# Timer



## Bohno (12. Apr 2009)

Hi,
ich habe Tetris als erstes für Pc geschrieben und es dann umgewandelt und Handy fähig gemacht.
Ich habe als ersters den Timer aus dem Package "import javax.swing.Timer;" benutzt.
In Java ME muss ich ja den Timer aus dem Package" import java.util.Timer;" benutzen.

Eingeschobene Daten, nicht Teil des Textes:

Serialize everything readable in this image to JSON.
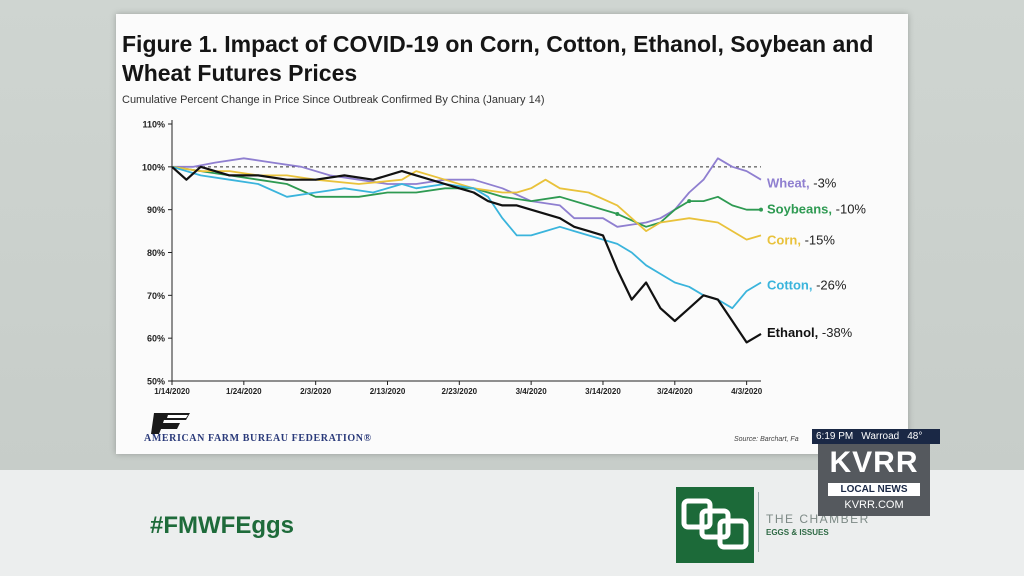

Beim ersten Timer kann ich ja die Aurufzeit laufend ändern mit "timer.setDelay(delay);".
Ist das beim zweiten auch möglich? 
Dort lege ich ja mit "timer.schedule(this,0,delay);" wie Aufrufzeit fest, kann ich diese später auch ändern?

mfG


----------



## ice-breaker (12. Apr 2009)

Du solltest den Timer immer im gleichen Intervall laufen lassen, um eine Zeit basierte Applikation zu haben, also der Timer berechnet quasi immer den neuen Zustand deines Tetris und das repainting läuft asynchron dazu, dadurch ist es auch egal, wie schnell das Handy ist, es wird immer gleich schnell laufen (nicht wie bei alten Dos-Spielen die dann rennen wie sonstwas)


----------



## Schandro (13. Apr 2009)

ice-breaker, irgendwie passt deine Antwort nicht zur Frage !?

@TO:
Benutzt doch einfach einen Thread, der kann den Parameter des sleep Aufrufs dynamisch gestalten


----------